Outdoor Ice Skating in Vancouver 100 Years Ago (PHOTOS)
byTemperatures have been below zero for a little while now so outdoor ice skating in Vancouver is taking centre stage. Let’s take a look back at the City of Vancouver Archives at this winter activity over the years:
Outdoor Ice Skating in Vancouver
People have been enjoying outdoor skating for the last century at least, when the conditions have been right. The Sunday Sun had a letter to the editor in 1936 urging the city and park board to create safe skating surfaces outdoors (see clipping to the right).
Back in 1962 an article in The Sunday Sun announced that Coal Harbour froze over as did Beaver Lake and Lost Lagoon.
“By mid-morning about a quarter of an inch of ice covered the harbor in the area between the Burrard and the Royal Vancouver yacht clubs… …A thin coating of ice also formed on parts of False Creek and in Fisherman’s Cove in West Vancouver.”

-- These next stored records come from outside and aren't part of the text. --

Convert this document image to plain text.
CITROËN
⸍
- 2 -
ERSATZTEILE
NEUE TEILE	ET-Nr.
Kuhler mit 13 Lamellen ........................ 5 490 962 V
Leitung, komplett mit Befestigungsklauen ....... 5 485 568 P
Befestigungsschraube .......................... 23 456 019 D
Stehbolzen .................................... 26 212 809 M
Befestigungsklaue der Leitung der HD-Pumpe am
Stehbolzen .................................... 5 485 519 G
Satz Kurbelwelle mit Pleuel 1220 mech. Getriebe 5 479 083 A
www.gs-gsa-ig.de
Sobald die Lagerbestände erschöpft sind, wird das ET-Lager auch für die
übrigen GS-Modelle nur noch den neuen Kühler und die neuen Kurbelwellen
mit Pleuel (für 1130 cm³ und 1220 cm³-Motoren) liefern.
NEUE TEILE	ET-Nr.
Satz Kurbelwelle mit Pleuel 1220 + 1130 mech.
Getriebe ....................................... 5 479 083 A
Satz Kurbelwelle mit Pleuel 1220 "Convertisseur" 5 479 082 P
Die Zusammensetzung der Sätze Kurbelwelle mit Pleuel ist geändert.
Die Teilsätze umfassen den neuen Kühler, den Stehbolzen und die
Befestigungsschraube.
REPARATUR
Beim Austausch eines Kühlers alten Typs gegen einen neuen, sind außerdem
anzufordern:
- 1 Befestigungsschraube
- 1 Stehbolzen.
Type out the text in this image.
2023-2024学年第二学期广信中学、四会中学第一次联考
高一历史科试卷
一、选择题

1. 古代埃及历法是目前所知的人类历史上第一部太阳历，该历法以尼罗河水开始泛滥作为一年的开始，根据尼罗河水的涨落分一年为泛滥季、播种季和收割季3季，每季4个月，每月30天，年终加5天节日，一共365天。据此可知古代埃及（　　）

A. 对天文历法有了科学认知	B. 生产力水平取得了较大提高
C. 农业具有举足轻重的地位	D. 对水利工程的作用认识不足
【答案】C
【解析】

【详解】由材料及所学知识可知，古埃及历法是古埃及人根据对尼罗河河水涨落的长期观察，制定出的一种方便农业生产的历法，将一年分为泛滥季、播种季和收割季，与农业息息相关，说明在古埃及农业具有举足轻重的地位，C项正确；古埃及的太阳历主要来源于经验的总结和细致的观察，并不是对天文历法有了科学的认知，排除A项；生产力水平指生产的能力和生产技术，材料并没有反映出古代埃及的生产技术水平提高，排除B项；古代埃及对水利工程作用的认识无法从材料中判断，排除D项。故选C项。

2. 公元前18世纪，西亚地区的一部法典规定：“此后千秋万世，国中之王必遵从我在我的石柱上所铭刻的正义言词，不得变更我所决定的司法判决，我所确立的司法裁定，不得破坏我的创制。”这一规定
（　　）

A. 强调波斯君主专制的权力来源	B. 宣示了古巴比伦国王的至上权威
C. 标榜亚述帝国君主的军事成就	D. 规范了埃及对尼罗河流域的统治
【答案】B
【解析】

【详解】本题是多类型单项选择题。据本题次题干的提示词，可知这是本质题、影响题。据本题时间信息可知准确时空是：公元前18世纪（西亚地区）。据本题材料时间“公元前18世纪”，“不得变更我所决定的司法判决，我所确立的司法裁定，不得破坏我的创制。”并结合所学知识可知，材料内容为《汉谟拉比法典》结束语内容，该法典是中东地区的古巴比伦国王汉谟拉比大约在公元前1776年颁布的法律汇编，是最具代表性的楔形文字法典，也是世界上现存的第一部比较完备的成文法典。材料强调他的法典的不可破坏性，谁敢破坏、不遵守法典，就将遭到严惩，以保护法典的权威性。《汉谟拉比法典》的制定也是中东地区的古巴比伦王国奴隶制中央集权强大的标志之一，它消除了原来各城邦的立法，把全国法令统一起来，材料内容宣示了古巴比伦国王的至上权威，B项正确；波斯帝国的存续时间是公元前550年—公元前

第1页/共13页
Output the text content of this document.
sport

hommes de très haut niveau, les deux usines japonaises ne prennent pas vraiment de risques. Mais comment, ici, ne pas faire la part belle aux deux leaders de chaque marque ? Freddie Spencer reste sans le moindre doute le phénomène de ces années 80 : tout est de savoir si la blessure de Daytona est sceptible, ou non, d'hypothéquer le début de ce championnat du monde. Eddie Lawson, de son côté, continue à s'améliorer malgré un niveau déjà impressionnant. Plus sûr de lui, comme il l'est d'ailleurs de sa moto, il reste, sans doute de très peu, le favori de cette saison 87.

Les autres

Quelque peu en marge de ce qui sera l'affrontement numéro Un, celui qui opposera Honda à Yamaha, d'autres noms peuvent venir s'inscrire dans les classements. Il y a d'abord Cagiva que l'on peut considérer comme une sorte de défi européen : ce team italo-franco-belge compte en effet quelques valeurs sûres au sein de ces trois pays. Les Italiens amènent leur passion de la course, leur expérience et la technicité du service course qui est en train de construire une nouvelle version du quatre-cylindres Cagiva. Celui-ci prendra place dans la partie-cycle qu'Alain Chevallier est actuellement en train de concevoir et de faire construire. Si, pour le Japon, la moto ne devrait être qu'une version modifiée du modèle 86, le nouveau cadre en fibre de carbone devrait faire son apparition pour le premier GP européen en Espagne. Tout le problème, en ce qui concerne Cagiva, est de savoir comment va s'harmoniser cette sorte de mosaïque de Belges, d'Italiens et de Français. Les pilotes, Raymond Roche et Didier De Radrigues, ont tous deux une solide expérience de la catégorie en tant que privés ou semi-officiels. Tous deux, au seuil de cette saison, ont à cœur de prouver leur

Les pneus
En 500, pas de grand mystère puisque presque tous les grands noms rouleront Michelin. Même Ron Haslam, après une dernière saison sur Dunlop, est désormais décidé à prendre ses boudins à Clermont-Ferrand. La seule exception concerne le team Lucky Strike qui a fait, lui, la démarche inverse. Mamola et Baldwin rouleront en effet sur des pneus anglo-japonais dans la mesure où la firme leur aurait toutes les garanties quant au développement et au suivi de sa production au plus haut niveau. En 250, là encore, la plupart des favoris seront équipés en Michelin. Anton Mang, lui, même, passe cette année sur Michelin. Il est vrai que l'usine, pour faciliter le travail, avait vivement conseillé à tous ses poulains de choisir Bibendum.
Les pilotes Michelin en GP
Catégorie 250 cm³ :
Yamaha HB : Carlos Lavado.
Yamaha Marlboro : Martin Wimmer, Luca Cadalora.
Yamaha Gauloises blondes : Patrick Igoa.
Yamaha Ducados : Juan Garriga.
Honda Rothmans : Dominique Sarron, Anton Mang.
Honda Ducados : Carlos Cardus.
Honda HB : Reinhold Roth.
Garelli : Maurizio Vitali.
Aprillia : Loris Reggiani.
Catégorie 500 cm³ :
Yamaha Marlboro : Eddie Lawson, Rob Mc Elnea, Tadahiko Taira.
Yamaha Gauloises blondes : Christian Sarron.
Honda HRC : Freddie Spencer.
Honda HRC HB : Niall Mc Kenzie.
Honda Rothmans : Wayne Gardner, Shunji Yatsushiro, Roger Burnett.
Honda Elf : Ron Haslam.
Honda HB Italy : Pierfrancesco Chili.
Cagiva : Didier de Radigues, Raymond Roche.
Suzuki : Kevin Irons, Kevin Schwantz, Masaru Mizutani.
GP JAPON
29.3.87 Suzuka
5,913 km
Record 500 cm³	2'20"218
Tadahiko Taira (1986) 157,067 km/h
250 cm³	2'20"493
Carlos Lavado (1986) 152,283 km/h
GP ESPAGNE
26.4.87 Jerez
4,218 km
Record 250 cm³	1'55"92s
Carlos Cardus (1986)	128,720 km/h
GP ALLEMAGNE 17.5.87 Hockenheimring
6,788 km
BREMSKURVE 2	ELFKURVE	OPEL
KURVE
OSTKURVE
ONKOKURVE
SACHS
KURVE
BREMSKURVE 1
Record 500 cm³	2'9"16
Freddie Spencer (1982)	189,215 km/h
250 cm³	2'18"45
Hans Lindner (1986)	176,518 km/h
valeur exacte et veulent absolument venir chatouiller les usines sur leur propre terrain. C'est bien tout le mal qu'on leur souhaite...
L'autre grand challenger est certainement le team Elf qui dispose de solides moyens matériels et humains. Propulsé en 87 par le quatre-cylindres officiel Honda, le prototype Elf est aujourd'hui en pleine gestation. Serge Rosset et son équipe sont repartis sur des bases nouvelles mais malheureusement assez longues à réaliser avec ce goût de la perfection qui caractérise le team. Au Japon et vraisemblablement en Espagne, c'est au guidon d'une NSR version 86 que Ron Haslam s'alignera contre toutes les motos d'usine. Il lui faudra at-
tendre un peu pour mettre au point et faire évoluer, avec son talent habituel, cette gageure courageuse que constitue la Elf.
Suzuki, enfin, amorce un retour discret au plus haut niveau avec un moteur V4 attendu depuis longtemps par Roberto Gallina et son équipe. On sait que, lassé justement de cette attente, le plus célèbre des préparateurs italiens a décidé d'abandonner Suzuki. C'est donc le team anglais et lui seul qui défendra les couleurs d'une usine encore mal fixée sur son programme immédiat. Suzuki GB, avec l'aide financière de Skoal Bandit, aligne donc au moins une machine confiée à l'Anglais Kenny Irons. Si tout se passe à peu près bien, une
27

On November 15, 1955 The Vancouver Sun published a public notice that it was unsafe to skate on Trout Lake however, Beaver Lake remained the only safe outdoor skating area in the city. In 1969 a post in The Sunday Sun warned residents that it was unsafe to skate at Lost Lagoon, Beaver Lake, and Trout Lake — a notice with which we are familiar in recent winters.
Safe and guaranteed outdoor skating options around town include Grouse Mountain, the Shipyards, and Robson Square, complimenting our range of indoor rinks.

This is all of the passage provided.